Summary: Protection from symptomatic Omicron is decent from recent completion of two doses of Pfizer, or from recent boosting with a third dose of Pfizer (75%+). Protection from AZ more than 15 weeks ago was nil, but that increased to 71% after a Pfizer booster.
They only analyzed 581 total cases of omicron, so they didn’t have enough data to determine the efficacy of Moderna, nor the efficacy of any vaccine against serious illness.

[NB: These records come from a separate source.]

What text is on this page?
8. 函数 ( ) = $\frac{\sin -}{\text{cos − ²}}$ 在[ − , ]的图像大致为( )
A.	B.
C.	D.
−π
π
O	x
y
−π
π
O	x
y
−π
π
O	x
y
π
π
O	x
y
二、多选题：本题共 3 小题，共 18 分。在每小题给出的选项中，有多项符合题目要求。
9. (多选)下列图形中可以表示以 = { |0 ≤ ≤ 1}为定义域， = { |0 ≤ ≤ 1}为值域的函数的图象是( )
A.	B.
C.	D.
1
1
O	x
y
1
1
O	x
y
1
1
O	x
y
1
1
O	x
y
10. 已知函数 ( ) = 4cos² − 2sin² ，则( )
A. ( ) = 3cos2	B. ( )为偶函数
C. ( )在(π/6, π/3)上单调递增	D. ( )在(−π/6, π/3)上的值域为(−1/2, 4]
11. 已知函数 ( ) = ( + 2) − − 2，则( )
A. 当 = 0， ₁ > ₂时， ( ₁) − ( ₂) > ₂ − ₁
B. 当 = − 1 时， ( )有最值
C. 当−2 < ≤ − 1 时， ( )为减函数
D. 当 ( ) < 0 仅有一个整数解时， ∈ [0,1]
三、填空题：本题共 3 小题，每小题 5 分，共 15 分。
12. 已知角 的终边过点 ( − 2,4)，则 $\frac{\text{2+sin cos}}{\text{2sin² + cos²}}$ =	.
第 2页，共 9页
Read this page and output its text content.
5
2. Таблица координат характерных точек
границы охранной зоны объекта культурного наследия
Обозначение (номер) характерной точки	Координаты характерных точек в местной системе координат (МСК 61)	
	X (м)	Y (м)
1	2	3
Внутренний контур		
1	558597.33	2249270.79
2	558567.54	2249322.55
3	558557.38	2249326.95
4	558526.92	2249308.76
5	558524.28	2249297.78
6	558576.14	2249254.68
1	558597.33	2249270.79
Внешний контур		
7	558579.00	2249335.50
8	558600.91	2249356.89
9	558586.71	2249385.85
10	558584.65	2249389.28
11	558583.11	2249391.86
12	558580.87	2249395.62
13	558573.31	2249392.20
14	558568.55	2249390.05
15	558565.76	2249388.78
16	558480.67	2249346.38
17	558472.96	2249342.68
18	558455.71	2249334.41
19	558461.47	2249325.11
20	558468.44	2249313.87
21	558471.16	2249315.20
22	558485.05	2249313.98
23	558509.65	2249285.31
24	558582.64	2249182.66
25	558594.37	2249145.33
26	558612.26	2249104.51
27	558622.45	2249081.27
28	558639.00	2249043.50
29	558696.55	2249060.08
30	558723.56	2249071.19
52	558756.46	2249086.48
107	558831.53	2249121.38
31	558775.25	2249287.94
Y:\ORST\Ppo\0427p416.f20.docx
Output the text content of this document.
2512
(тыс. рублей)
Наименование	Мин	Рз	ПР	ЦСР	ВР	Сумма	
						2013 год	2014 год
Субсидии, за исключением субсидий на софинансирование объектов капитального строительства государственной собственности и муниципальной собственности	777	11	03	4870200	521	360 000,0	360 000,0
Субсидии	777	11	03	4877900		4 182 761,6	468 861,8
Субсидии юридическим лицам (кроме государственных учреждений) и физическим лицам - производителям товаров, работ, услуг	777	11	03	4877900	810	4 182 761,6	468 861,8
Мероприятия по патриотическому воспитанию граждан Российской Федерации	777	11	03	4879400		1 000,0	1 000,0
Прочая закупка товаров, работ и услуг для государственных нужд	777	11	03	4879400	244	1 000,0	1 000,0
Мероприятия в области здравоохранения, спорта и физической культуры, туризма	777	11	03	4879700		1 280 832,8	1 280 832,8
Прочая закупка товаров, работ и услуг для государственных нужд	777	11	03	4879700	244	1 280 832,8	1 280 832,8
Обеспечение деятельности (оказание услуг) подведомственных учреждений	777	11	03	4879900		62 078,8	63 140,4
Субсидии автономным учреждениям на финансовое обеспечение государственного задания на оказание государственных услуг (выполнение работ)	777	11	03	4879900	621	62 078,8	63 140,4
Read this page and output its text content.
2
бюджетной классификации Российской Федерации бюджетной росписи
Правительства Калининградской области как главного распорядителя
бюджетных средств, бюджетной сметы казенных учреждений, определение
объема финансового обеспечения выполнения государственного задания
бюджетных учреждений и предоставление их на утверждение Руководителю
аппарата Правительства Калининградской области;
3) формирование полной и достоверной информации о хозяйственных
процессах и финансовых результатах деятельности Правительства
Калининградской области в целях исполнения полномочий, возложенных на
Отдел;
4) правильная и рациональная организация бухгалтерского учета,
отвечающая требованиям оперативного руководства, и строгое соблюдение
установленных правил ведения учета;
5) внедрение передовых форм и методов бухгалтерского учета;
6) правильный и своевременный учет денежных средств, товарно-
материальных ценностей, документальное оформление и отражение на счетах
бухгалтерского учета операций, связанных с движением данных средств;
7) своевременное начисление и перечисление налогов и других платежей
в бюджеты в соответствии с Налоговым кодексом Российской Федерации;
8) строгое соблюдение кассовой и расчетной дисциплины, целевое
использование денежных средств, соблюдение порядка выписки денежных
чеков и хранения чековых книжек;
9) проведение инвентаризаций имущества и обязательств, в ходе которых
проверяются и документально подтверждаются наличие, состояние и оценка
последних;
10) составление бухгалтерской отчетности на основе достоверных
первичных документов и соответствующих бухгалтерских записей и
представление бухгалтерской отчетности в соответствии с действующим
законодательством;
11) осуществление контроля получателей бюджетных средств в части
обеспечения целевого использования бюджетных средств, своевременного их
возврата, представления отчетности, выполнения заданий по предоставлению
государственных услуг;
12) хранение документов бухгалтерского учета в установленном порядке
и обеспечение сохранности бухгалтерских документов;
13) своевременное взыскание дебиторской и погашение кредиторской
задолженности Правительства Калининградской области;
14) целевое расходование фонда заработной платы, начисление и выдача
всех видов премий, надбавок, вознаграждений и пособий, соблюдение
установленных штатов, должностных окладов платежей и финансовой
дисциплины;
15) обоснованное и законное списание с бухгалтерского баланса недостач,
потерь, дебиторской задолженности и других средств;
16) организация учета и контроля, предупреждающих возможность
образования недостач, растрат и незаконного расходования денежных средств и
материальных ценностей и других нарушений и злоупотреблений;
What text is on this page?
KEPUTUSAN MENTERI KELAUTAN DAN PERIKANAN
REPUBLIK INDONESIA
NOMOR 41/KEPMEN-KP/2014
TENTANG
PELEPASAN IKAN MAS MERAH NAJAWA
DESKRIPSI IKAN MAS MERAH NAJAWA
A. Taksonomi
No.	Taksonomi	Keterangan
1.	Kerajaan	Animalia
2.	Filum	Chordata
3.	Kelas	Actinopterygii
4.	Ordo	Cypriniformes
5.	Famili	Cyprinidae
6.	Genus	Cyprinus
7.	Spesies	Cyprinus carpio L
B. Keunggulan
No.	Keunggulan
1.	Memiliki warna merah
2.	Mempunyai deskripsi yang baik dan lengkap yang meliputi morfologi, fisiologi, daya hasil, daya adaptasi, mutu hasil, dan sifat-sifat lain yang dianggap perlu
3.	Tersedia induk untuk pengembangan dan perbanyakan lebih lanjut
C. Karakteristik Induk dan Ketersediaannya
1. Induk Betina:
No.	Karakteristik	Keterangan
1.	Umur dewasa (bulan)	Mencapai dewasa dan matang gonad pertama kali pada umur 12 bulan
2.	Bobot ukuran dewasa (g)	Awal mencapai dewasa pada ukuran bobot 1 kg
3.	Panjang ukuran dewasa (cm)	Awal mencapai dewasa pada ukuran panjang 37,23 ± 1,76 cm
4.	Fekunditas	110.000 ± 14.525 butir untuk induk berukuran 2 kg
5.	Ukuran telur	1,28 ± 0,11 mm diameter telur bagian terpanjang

All that being said, the theory predicts that vaccine (and prior infection) should protect better against serious disease than against symptomatic disease. You need neutralizing antibodies to protect against symptomatic disease, but trained T-cells protect against serious disease, and T-cell responses tend to be less specialized and more flexible in the face of viral mutations than the antibodies you have knocking around.
So if you are low-risk, and don’t have anyone in your life you are trying to protect from catching covid from you, you can probably wait until we get an omicrom-specific vaccine. Me, I’m old. I will take all the protection I can get. (And I care for my immune-compromised mother.)